Epic scope, human scale

Two things I'd add to the customer reviews already posted: Although it's an epic, it's told on a human scale. Little of the narration is from a god's-eye point of view; it's mostly from the point of view of people on foot or horseback, tired, cold, hungry, lonely and lost. Schroeder made me feel, hear and smell the planet Ventus. Also, there are deft "culture shock" touches which I enjoyed, like a nobleman laughing at (under-cover) off-worlder Axel's idiom, "I'm all ears."

I wish I had written it...

A few years ago, back around 1999, I was throwing together ideas for a novel. It was going to be a fantasy that wasn't a fantasy, a hard sci-fi novel about agents of a transhuman "god" trying to bring down another such entity on a backwards planet impregnated with nanotechnology that seemed like magic to it's primitive inhabitants.Karl Schroeder beat me to it.This book is, to say the least, fantastic. Schroeder blends Vinge-esque transhuman themes and nanotechological "fantasy realism" with a coming-of-age quest reminiscient of Robert Jordan's "Eye of the World". (I have a suspicion that it's more than just coincidence that the main character's name is Jordan) Thrown into the plot are interesting characters- transhuman assassins, a cyborg demigod, noblemen and royalty who can communicate telepathically with nanotech devices, a sentient starship, a cosmopolitan anthropologist, and more, thrown together in a mission that could decide the fate of the galaxy. Schroeder's intense, fast pace writing style echoes the best cyberpunk, while never succumbing to that genre's attitude. Best of all, the last section of the book explores an interesting philosophical discussion of the relationship between man, science, and nature, one that will hopefully provoke dialogue between environmentalists and transhumanists alike.All in all, a fantastic book, and a worthwhile read for science fiction and fantasy fans alike.

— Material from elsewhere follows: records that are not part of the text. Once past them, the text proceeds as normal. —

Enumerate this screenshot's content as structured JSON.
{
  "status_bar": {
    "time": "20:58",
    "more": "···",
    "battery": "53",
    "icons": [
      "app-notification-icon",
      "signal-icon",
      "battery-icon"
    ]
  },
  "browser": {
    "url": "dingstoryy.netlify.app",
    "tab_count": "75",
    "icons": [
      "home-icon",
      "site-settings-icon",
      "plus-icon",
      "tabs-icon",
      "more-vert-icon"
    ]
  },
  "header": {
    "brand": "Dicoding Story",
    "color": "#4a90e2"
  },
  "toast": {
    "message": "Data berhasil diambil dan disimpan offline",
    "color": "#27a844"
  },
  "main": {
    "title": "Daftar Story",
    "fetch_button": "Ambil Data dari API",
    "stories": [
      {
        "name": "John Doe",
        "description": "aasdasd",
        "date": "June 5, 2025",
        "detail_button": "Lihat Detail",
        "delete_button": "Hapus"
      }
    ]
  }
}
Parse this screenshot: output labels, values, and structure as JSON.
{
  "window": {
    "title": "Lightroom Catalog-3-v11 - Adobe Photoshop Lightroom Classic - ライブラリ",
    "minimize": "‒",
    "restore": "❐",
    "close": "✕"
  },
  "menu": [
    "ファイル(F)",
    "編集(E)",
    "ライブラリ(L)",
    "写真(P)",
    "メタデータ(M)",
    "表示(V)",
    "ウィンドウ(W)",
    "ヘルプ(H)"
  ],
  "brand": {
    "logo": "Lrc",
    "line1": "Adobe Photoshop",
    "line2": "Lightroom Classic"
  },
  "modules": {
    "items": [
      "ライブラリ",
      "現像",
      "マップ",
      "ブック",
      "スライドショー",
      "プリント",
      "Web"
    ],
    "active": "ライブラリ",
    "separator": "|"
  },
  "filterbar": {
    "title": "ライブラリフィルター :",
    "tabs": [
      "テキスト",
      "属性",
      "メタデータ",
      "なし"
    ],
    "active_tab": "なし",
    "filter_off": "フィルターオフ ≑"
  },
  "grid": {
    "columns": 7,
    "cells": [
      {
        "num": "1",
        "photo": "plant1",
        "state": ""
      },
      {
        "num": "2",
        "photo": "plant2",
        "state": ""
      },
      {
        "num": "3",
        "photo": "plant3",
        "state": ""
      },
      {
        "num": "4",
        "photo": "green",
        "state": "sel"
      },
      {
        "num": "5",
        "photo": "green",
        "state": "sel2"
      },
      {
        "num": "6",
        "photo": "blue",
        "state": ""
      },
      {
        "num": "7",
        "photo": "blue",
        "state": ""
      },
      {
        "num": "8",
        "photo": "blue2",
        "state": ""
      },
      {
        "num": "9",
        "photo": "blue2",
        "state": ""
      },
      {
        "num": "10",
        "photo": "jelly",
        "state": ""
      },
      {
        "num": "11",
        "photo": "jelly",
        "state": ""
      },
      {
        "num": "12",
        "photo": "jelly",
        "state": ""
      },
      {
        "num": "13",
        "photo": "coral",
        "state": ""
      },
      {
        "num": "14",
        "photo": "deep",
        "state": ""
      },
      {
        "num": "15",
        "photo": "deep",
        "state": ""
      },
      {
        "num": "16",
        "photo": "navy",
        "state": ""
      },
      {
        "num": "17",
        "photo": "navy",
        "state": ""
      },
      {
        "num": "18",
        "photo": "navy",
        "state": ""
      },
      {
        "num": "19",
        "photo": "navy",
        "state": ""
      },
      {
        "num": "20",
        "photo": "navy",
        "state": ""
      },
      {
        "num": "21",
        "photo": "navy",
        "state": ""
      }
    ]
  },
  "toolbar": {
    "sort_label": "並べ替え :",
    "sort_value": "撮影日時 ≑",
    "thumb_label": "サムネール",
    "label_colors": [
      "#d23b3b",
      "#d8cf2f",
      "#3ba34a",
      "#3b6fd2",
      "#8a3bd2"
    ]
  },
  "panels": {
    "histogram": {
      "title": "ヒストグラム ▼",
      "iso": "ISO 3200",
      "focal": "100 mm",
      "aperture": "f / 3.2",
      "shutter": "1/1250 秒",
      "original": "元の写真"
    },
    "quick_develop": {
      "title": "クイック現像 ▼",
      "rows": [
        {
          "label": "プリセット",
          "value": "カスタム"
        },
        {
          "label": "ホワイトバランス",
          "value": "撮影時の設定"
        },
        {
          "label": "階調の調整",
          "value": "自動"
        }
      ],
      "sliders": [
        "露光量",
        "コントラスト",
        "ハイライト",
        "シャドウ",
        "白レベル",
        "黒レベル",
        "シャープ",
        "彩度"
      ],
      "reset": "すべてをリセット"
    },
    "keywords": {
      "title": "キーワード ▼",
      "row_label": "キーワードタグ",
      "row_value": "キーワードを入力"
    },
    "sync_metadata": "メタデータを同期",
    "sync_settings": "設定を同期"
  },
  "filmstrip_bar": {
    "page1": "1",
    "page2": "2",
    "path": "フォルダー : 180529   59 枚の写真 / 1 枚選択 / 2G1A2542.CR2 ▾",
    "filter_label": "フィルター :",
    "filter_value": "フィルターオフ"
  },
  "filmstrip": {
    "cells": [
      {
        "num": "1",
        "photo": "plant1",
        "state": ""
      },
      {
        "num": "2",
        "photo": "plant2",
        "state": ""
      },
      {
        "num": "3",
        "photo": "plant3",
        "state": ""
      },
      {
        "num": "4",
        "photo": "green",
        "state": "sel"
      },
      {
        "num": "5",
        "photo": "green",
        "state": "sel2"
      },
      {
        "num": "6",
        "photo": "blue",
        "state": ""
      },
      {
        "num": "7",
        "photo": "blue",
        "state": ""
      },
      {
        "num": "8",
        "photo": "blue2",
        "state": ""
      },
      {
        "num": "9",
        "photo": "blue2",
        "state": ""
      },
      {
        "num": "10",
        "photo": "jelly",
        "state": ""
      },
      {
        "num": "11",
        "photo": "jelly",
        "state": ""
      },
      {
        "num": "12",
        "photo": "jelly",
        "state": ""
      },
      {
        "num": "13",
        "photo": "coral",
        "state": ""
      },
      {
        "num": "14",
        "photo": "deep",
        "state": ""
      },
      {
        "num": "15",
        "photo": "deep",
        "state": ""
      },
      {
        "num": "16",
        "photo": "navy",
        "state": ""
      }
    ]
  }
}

Romantic and Philosophical

Or maybe Philosophical and Romantic.When you start dipping into Karl Schroeder's _Ventus_ you'll probably think you've seen this kind of novel times before, but it's so expertly done that you're likely to follow along with Karl Schroeder's tour of a world apparently neglected by the galactic civilization that has retrogressed to the point that the natives fight battles with swords while offworlders walk this world checking things out. (And what _are_ these "wind" things?) But then, after not all that long a wait, the author blows it apart and the novel tumbles into a long, turbulent journey told from multiple points of view.Each of the major characters, the offworlders Calandria, Marya, and Axel, the cyborg General Armiger, and the natives--the "mad queen" Galas and her onetime lover General Lavin, and the coming-of-agers Jordan and Tamsin (playing with home field advantage)--discover part of the reasons why the terraforming, nanotechy "mechas" have become dysfunctional or perhaps even mad (instead of preparing the world for humanity they've turned against it), but it's not until the final battle royal in which it all comes together.It's expertly written and breathtaking in its conception (Ventus may be the most interesting world since Joan D. Vinge's Tiamat), and it's sure to give you a lot to think about. It's a romantically philosophical hard-science fantasy.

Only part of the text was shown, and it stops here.